中国免疫学杂志
中國免疫學雜誌
중국면역학잡지
CHINESE JOURNAL OF IMMUNOLOGY
2009年
10期
912-915
,共4页
急性髓性白血病%树突细胞%T淋巴细胞%免疫治疗
急性髓性白血病%樹突細胞%T淋巴細胞%免疫治療
급성수성백혈병%수돌세포%T림파세포%면역치료
目的:体外培养抗急性髓性白血病(AML)细胞的特异性T细胞,并研究其生物学特性和功能.方法:取12例AML患者的外周血或骨髓,分离单个核细胞(MNCs)后接种于96孔板,加入组合细胞因子,诱导AML细胞来源的树突细胞(DC)生成,培养过程中用倒置显微镜进行形态学观察,并在7天后用流式细胞术检测免疫学表型.培养第7天时将组合细胞因子培养液换为高IL-2因子培养液,促进抗AML细胞的特异性T细胞生长,培养4~5周后测定T细胞表型,并采用乳酸脱氢酶(LDH)释放法进行T细胞杀伤活性测定.结果:AML细胞经组合细胞因子诱导后,大部分细胞呈现树突状细胞的典型形态,而且CD80、CD86和HLA-DR较培养前明显上调(P<0.01);高IL-2因子培养液培养4~5周后,82.5%的培养孔内CD3+T细胞占孔内细胞总数99%以上;LDH释放法进行T细胞杀伤试验表明培养出的T细胞对自体AML有较强的杀伤作用,而对异体AML细胞杀伤力弱.结论:在体外可以成功诱导出抗AML细胞的特异性T细胞,且培养出的T细胞对自体AML细胞有特异性杀伤作用.

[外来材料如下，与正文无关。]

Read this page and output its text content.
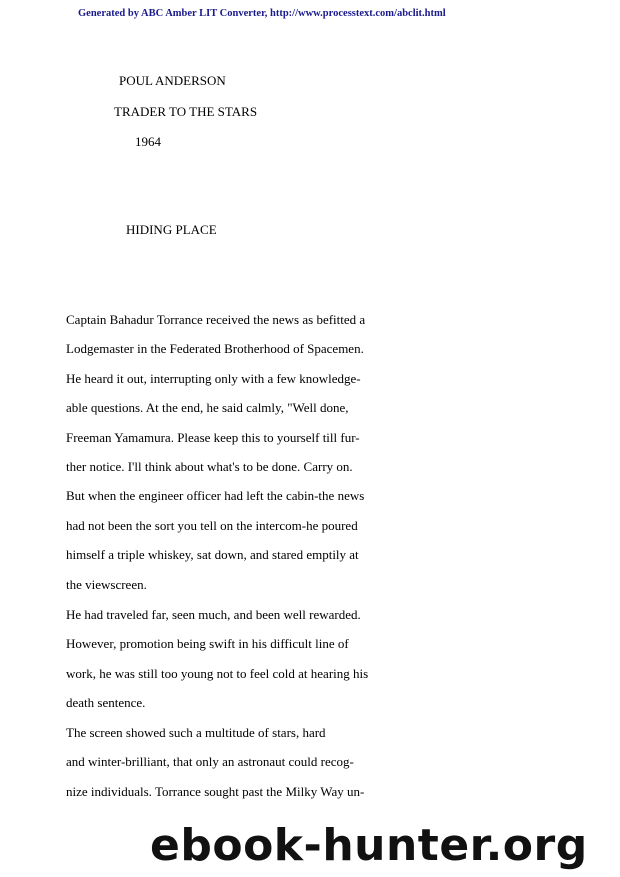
Generated by ABC Amber LIT Converter, http://www.processtext.com/abclit.html
POUL ANDERSON
TRADER TO THE STARS
1964
HIDING PLACE
Captain Bahadur Torrance received the news as befitted a
Lodgemaster in the Federated Brotherhood of Spacemen.
He heard it out, interrupting only with a few knowledge-
able questions. At the end, he said calmly, "Well done,
Freeman Yamamura. Please keep this to yourself till fur-
ther notice. I'll think about what's to be done. Carry on.
But when the engineer officer had left the cabin-the news
had not been the sort you tell on the intercom-he poured
himself a triple whiskey, sat down, and stared emptily at
the viewscreen.
He had traveled far, seen much, and been well rewarded.
However, promotion being swift in his difficult line of
work, he was still too young not to feel cold at hearing his
death sentence.
The screen showed such a multitude of stars, hard
and winter-brilliant, that only an astronaut could recog-
nize individuals. Torrance sought past the Milky Way un-
ebook-hunter.org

目的:體外培養抗急性髓性白血病(AML)細胞的特異性T細胞,併研究其生物學特性和功能.方法:取12例AML患者的外週血或骨髓,分離單箇覈細胞(MNCs)後接種于96孔闆,加入組閤細胞因子,誘導AML細胞來源的樹突細胞(DC)生成,培養過程中用倒置顯微鏡進行形態學觀察,併在7天後用流式細胞術檢測免疫學錶型.培養第7天時將組閤細胞因子培養液換為高IL-2因子培養液,促進抗AML細胞的特異性T細胞生長,培養4~5週後測定T細胞錶型,併採用乳痠脫氫酶(LDH)釋放法進行T細胞殺傷活性測定.結果:AML細胞經組閤細胞因子誘導後,大部分細胞呈現樹突狀細胞的典型形態,而且CD80、CD86和HLA-DR較培養前明顯上調(P<0.01);高IL-2因子培養液培養4~5週後,82.5%的培養孔內CD3+T細胞佔孔內細胞總數99%以上;LDH釋放法進行T細胞殺傷試驗錶明培養齣的T細胞對自體AML有較彊的殺傷作用,而對異體AML細胞殺傷力弱.結論:在體外可以成功誘導齣抗AML細胞的特異性T細胞,且培養齣的T細胞對自體AML細胞有特異性殺傷作用.
목적:체외배양항급성수성백혈병(AML)세포적특이성T세포,병연구기생물학특성화공능.방법:취12례AML환자적외주혈혹골수,분리단개핵세포(MNCs)후접충우96공판,가입조합세포인자,유도AML세포래원적수돌세포(DC)생성,배양과정중용도치현미경진행형태학관찰,병재7천후용류식세포술검측면역학표형.배양제7천시장조합세포인자배양액환위고IL-2인자배양액,촉진항AML세포적특이성T세포생장,배양4~5주후측정T세포표형,병채용유산탈경매(LDH)석방법진행T세포살상활성측정.결과:AML세포경조합세포인자유도후,대부분세포정현수돌상세포적전형형태,이차CD80、CD86화HLA-DR교배양전명현상조(P<0.01);고IL-2인자배양액배양4~5주후,82.5%적배양공내CD3+T세포점공내세포총수99%이상;LDH석방법진행T세포살상시험표명배양출적T세포대자체AML유교강적살상작용,이대이체AML세포살상력약.결론:재체외가이성공유도출항AML세포적특이성T세포,차배양출적T세포대자체AML세포유특이성살상작용.